Education is crucial to poverty alleviation. The nature and quality of education, which the citizens have access to will help in this effort. Currently, we produce university graduates who may not be able to survive independently without formal employment. At the junior level, there is no emphasis on skills acquisition. For example, good artisans are scarce in the country. Builders prefer menial workers from neighbouring countries because of their skills. This challenge has to be addressed boldly and firmly.
We must also promote entrepreneurship in all its ramifications. Apart from teaching entrepreneurship, there should be programmes, which will help to sustain persons who have embraced self-development through managing their own businesses. This will include soft loans and expert support as they manage their ventures. Some universities now teach entrepreneurship. This is welcome. However, concerted efforts should be made for beneficiaries of this education to have access to capital.
Meanwhile, the government should also embark on developing rural areas so that persons who live there may not see the need to drift to urban areas in search of paid employment. Through this policy, agriculture should receive massive support in rural areas. Other allied businesses would then spring up there. Nigeria can and ought to be self-sufficient in food production.

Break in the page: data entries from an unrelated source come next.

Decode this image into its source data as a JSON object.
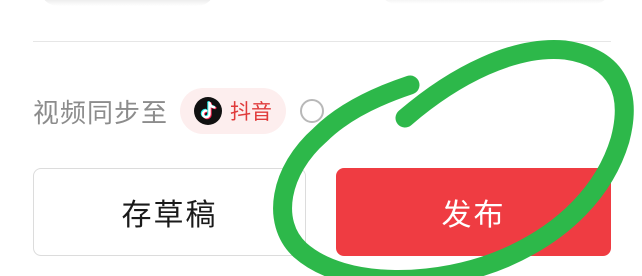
{
  "sync": {
    "label": "视频同步至",
    "platform_label": "抖音",
    "platform_icon": "douyin-logo-icon",
    "checked": false
  },
  "actions": {
    "draft_label": "存草稿",
    "publish_label": "发布"
  },
  "colors": {
    "publish_bg": "#ef3c42",
    "chip_bg": "#fdeeee",
    "chip_text": "#e03b3b",
    "annotation_stroke": "#2db84a"
  }
}
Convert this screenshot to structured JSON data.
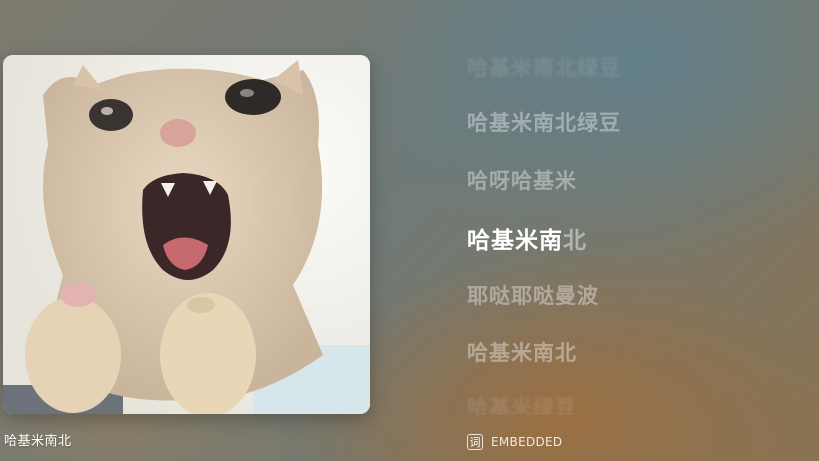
{
  "track": {
    "title": "哈基米南北"
  },
  "lyrics": {
    "lines": [
      {
        "text": "哈基米南北绿豆",
        "state": "faint"
      },
      {
        "text": "哈基米南北绿豆",
        "state": "normal"
      },
      {
        "text": "哈呀哈基米",
        "state": "normal"
      },
      {
        "text": "耶哒耶哒曼波",
        "state": "normal"
      },
      {
        "text": "哈基米南北",
        "state": "normal"
      },
      {
        "text": "哈基米绿豆",
        "state": "faint"
      }
    ],
    "current": {
      "sung": "哈基米南",
      "unsung": "北"
    }
  },
  "footer": {
    "badge_icon": "词",
    "source_label": "EMBEDDED"
  },
  "colors": {
    "active_lyric": "#ffffff",
    "inactive_lyric": "rgba(255,255,255,0.38)"
  }
}
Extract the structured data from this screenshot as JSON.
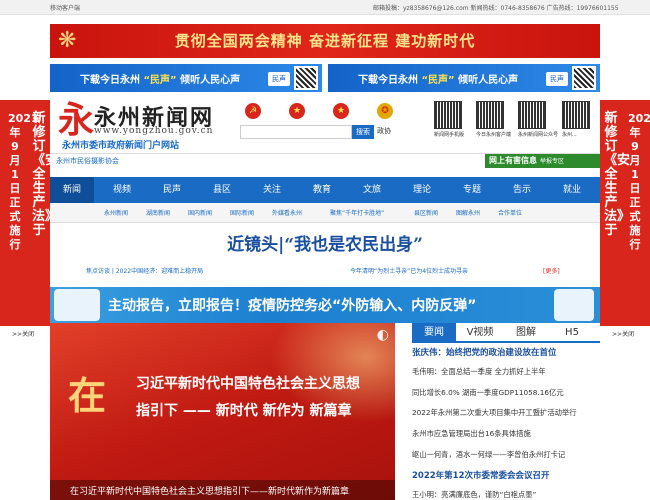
{
  "topbar": {
    "left": "移动客户端",
    "right": "邮箱投稿：yz8358676@126.com 新闻热线：0746-8358676 广告热线：19976601155"
  },
  "banner_top": {
    "text": "贯彻全国两会精神 奋进新征程 建功新时代"
  },
  "banner_download": [
    {
      "prefix": "下载今日永州",
      "highlight": "“民声”",
      "suffix": "倾听人民心声",
      "badge": "民声"
    },
    {
      "prefix": "下载今日永州",
      "highlight": "“民声”",
      "suffix": "倾听人民心声",
      "badge": "民声"
    }
  ],
  "couplet": {
    "left_col1": "新修订《安全生产法》于",
    "left_col2": "2021年9月1日正式施行",
    "right_col1": "新修订《安全生产法》于",
    "right_col2": "2021年9月1日正式施行",
    "close_label": "关闭"
  },
  "logo": {
    "title": "永州新闻网",
    "url": "www.yongzhou.gov.cn",
    "subtitle": "永州市委市政府新闻门户网站"
  },
  "partners": [
    "市委",
    "人大",
    "政府",
    "政协"
  ],
  "search": {
    "placeholder": "",
    "button": "搜索"
  },
  "qrcodes": [
    "新闻网手机版",
    "今日永州客户端",
    "永州新闻网公众号",
    "永州..."
  ],
  "strip": {
    "left": "永州市民俗摄影协会",
    "ad_text": "网上有害信息",
    "ad_sub": "举报专区"
  },
  "nav": [
    "新闻",
    "视频",
    "民声",
    "县区",
    "关注",
    "教育",
    "文旅",
    "理论",
    "专题",
    "告示",
    "就业"
  ],
  "subnav": [
    "永州新闻",
    "湖南新闻",
    "国内新闻",
    "国际新闻",
    "外媒看永州",
    "聚焦“千年打卡胜地”",
    "县区新闻",
    "图解永州",
    "合作单位"
  ],
  "headline": {
    "title": "近镜头|“我也是农民出身”",
    "left_sub": "焦点访谈 | 2022中国经济：迎难而上稳开局",
    "right_sub": "今年清明“为烈士寻亲”已为4位烈士成功寻亲",
    "more": "[更多]"
  },
  "banner_epidemic": {
    "text": "主动报告，立即报告！疫情防控务必“外防输入、内防反弹”"
  },
  "feature": {
    "big": "在",
    "line1": "习近平新时代中国特色社会主义思想",
    "line2": "指引下 —— 新时代 新作为 新篇章",
    "caption": "在习近平新时代中国特色社会主义思想指引下——新时代新作为新篇章"
  },
  "tabs": [
    "要闻",
    "V视频",
    "图解",
    "H5"
  ],
  "news": [
    {
      "text": "张庆伟：始终把党的政治建设放在首位",
      "bold": true
    },
    {
      "text": "毛伟明：全面总结一季度 全力抓好上半年",
      "bold": false
    },
    {
      "text": "同比增长6.0% 湖南一季度GDP11058.16亿元",
      "bold": false
    },
    {
      "text": "2022年永州第二次重大项目集中开工暨扩活动举行",
      "bold": false
    },
    {
      "text": "永州市应急管理局出台16条具体措施",
      "bold": false
    },
    {
      "text": "岖山一何青，浯水一何绿——李曾伯永州打卡记",
      "bold": false
    },
    {
      "text": "2022年第12次市委常委会会议召开",
      "bold": true
    },
    {
      "text": "王小明：亮满廉底色，谨防“白袍点墨”",
      "bold": false
    }
  ],
  "colors": {
    "primary_blue": "#1a6bc4",
    "party_red": "#d9261c",
    "gold": "#fde38a"
  }
}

Mentoring young ones are also crucial in combating or alleviating poverty. Our youths have massively embraced false values. Most believe in getting rich without hard work. They often see the results of hard work in others without paying attention to how they got there. Through proper mentoring, there will be a change in value.
The war on corruption is a good step. Corruption has short-changed the nation in a fatal way that all hands must be on deck to tackle it. Billions of naira, which ought to be invested in the nation’s infrastructure and social services are in the hands or pockets of very few individuals and politically exposed persons (PEP). This is anti-progress and should be curtailed. Indeed, corruption has become an institution in the country so that people flaunt it as a way of life.
The greatest bulwark against poverty is the idea and practice of democracy. That provision that obliges elected officials to return to the polls once every four years for the re-validation of mandates is crucial. Alas, that process has also been corrupted by politicians working in concert with the people.
Finally, poverty is a socio-economic disease that ought to be frontally tackled by the government. The 2018 classification, which has made Nigeria home to the poorest people on earth and President Buhari’s recent assertion demands urgent action from the government. Poverty is real. There are too many hungry people in the land. There are too many people who lack access to the basic necessities of living. Except the government addresses these issues we would be setting the tone for a massive rebellion against the state.